Alberta to House $11.5B Low-Carbon Complex
On November 28, Michigan-based material science company, Dow Inc., made a groundbreaking announcement. After two years of planning, Dow has decided to move ahead with the construction of the world’s first net zero Scope 1 and 2 emissions ethylene cracker and derivatives complex in Fort Saskatchewan, Alberta.
Federal officials say the total investment of the project will be more than $11.5 billion—which includes $8.9 billion from Dow and additional federal and provincial incentives—and expect it to create up to 7,000 jobs at peak construction, and between 400 - 500 full time jobs once the facility is up and running.
The facility will convert the site’s cracker off-gas into hydrogen, which can be used as a clean fuel in the ethylene production process. In addition, carbon dioxide emissions will be captured for off-site storage, reducing existing emissions by 1 Mt CO2e annually, and abating emissions from the facility’s new capacity.
In a release, Dow said it selected the Fort Saskatchewan site for the project due to the access to existing CO2 transportation and storage infrastructure with available capacity to fully support decarbonization of the project.
Alberta also has readily available, highly cost-competitive natural gas, and cost-advantaged ethane, a key feedstock for ethylene production.
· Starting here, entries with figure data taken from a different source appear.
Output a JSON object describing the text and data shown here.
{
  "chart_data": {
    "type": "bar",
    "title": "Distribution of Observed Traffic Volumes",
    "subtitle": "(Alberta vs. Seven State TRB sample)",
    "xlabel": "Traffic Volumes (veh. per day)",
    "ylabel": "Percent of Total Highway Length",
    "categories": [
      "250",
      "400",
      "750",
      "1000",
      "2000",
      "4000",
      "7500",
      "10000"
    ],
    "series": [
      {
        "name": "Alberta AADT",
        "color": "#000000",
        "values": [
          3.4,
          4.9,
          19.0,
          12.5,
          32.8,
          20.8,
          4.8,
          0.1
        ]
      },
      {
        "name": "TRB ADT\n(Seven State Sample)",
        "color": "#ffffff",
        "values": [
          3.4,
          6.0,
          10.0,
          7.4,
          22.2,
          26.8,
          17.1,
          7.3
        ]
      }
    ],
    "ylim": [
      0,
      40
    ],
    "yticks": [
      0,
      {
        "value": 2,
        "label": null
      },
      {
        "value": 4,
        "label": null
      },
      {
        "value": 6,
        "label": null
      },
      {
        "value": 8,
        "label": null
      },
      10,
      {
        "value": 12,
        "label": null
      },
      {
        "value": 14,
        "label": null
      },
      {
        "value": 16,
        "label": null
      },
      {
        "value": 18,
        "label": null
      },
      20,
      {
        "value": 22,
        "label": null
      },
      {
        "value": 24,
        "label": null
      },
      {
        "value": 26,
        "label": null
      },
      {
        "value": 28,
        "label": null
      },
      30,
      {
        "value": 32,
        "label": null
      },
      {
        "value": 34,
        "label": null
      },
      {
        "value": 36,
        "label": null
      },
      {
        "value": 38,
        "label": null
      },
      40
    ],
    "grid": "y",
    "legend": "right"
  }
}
The announcement from Dow comes months after the implementation of the federal government’s new Investment Tax Credit program (ITC), and will be the first project to take advantage of the new incentives.
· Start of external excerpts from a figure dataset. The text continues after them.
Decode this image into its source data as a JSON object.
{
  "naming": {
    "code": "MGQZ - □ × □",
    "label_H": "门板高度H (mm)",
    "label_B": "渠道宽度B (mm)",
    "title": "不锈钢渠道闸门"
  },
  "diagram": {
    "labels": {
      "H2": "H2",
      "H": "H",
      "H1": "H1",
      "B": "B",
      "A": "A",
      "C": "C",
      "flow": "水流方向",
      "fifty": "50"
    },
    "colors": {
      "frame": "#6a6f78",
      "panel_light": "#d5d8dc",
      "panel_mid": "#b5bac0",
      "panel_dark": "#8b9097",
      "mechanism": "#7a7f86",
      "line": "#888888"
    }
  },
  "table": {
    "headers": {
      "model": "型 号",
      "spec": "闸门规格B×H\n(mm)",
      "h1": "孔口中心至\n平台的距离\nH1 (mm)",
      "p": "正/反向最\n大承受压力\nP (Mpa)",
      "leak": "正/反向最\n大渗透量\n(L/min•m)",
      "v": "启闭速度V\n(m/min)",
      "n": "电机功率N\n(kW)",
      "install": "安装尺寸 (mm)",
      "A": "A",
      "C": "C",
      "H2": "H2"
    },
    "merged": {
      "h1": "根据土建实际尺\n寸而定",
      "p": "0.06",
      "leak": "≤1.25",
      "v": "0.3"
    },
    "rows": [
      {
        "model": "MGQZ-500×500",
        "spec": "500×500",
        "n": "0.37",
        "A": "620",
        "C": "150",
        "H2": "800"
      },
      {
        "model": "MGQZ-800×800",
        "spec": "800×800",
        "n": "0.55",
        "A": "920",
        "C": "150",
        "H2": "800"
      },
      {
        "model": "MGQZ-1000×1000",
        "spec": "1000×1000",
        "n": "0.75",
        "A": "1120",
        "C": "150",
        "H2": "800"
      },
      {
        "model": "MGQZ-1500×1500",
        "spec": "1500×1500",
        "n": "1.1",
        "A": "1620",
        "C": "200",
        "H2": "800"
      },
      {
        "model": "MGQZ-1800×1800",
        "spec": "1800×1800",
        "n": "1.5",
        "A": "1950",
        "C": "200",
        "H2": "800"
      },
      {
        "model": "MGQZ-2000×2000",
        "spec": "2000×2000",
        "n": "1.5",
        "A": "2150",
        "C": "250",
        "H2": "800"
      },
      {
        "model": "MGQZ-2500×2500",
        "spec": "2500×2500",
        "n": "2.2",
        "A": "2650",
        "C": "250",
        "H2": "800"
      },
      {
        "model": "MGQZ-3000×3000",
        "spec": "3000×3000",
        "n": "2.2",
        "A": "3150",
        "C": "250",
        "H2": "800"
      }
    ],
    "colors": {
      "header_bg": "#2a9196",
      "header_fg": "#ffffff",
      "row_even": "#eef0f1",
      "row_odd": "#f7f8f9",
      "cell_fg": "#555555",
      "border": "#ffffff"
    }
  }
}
During the initial announcement of the project in 2021, Dow CEO Jim Fittering noted that Alberta was an attractive destination for the project due to its status as a “first-mover” on carbon capture technology.
Canada has lofty net zero ambitions, and federal and provincial governments have been investing in the green transition. Now those investments are paying dividends (to the tune of $11.5 billion).
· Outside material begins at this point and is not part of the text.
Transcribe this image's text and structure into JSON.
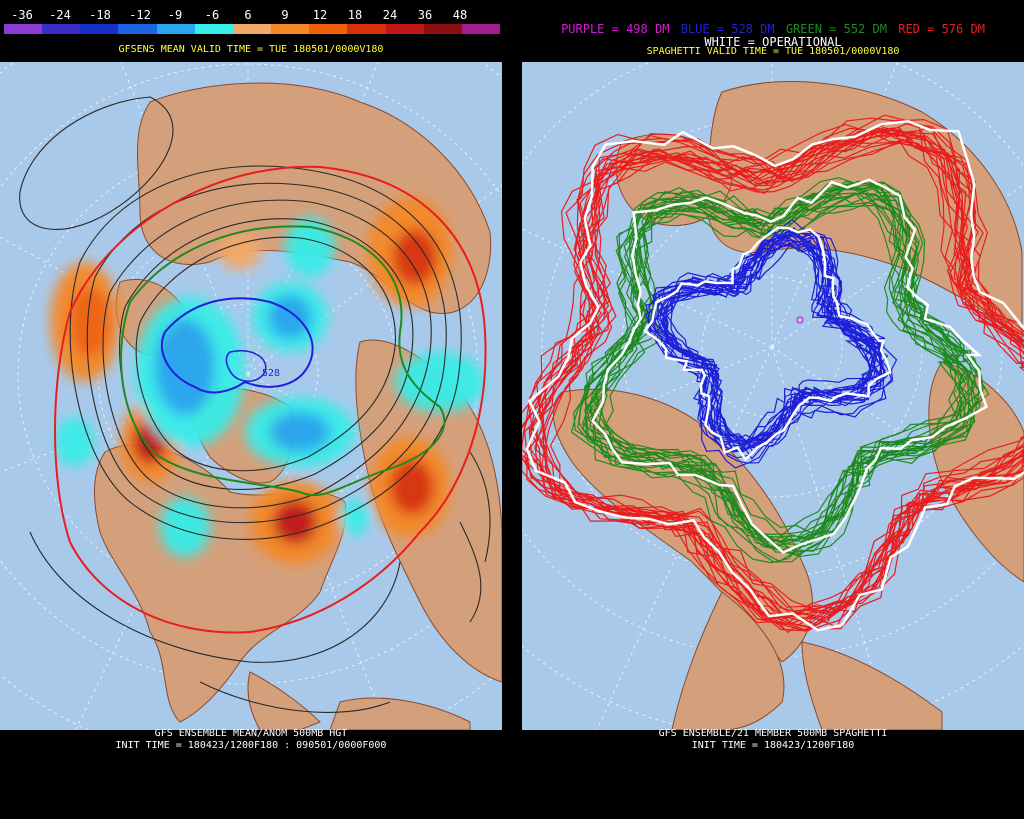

Alberta is Becoming a Global Destination for Low-Carbon Projects
In June 2020, the Alberta Carbon Trunk Line (ACTL) became operational. It’s the world’s newest large-scale integrated carbon capture, utilization, and storage system. The ACTL delivers captured emissions to mature oil and gas reservoirs in Central Alberta for use in enhanced oil recovery and permanent storage. At full capacity, it can transport up to 14.6 million tonnes of CO2 per year, which represents approximately 20 per cent of all current oil sands emissions, equivalent to the CO2 from more than 2.6 million cars in Alberta.
Just south of Dow’s new project in Fort Saskatchewan, the newly established Hydrogen HUB in Edmonton is expected to accelerate the development of hydrogen-based technologies, putting the city on the map as a global supplier of clean, low-cost hydrogen. The hydrogen market is expected to be a $2.5 trillion per year market by 2050, and could be the future of the energy industry in Alberta. Currently the HUB has plans for more than 25 projects related to the production, transportation and end use of hydrogen, and carbon capture and storage, which will fuel job creation, international investments, and economic opportunities in the province.
These early investments represent an enormous economic opportunity, and have helped establish Alberta as a global competitor and a go-to destination for low-carbon projects. Perhaps most importantly, Alberta’s recent success in attracting multi-billion dollar projects could serve as a blueprint for regions across the country to sustain net zero economic growth.